Pendant environ une minute, elle resta ainsi à regarder l’appareil et oublia complètement l’histoire du manuscrit qu’elle cherchait. À la place, des questions à propos de ce magnétoscope tourbillonnaient dans son esprit.
« Vous êtes sûre que Ryuji ne vous a rien dit ? Il ne vous a pas parlé d’une cassette ?… »
Elle n’avait pas oublié la phrase de Kazuyuki Asakawa, au lendemain de la mort de Ryuji.
Elle déroula le cordon qui entourait le magnétoscope, chercha une prise de courant des yeux. Sous la table, elle découvrit une rallonge négligemment jetée. Elle brancha le cordon du magnétoscope dessus. Quatre zéros se mirent aussitôt à clignoter sur la façade. C’étaient les battements de cœur de la machine, comme ceux d’un mort revenant à la vie… Maï tendit l’index droit, le fit aller et venir plusieurs fois devant le magnétoscope. Elle hésitait. Une voix intérieure lui disait de ne pas y toucher.

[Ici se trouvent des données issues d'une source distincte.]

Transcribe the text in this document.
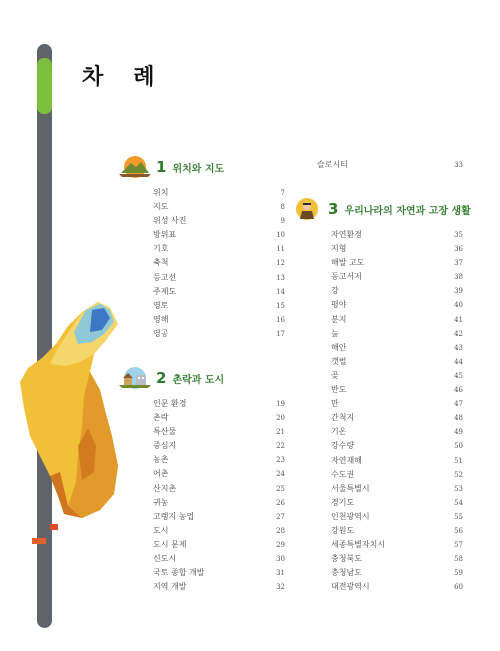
차 례
1 위치와 지도
위치	7
지도	8
위성 사진	9
방위표	10
기호	11
축척	12
등고선	13
주제도	14
영토	15
영해	16
영공	17
2 촌락과 도시
인문 환경	19
촌락	20
특산물	21
중심지	22
농촌	23
어촌	24
산지촌	25
귀농	26
고랭지 농업	27
도시	28
도시 문제	29
신도시	30
국토 종합 개발	31
지역 개발	32
슬로시티	33
3 우리나라의 자연과 고장 생활
자연환경	35
지형	36
해발 고도	37
동고서저	38
강	39
평야	40
분지	41
늪	42
해안	43
갯벌	44
곶	45
반도	46
만	47
간척지	48
기온	49
강수량	50
자연재해	51
수도권	52
서울특별시	53
경기도	54
인천광역시	55
강원도	56
세종특별자치시	57
충청북도	58
충청남도	59
대전광역시	60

Elle finit par appuyer sur le bouton « Eject ». La fente d’introduction des cassettes s’ouvrit avec un déclic, une vidéo en sortit. L’étiquette collée sur la tranche portait un titre : « Liza Minnelli, Frank Sinatra, Sammy Davis Junior, 1989 »
Cette cassette ressemblait à une énorme langue. La machine semblait cligner de l’œil et tirer narquoisement la langue. Maï attrapa cet appendice noir et tira dessus pour l’extraire du magnétoscope.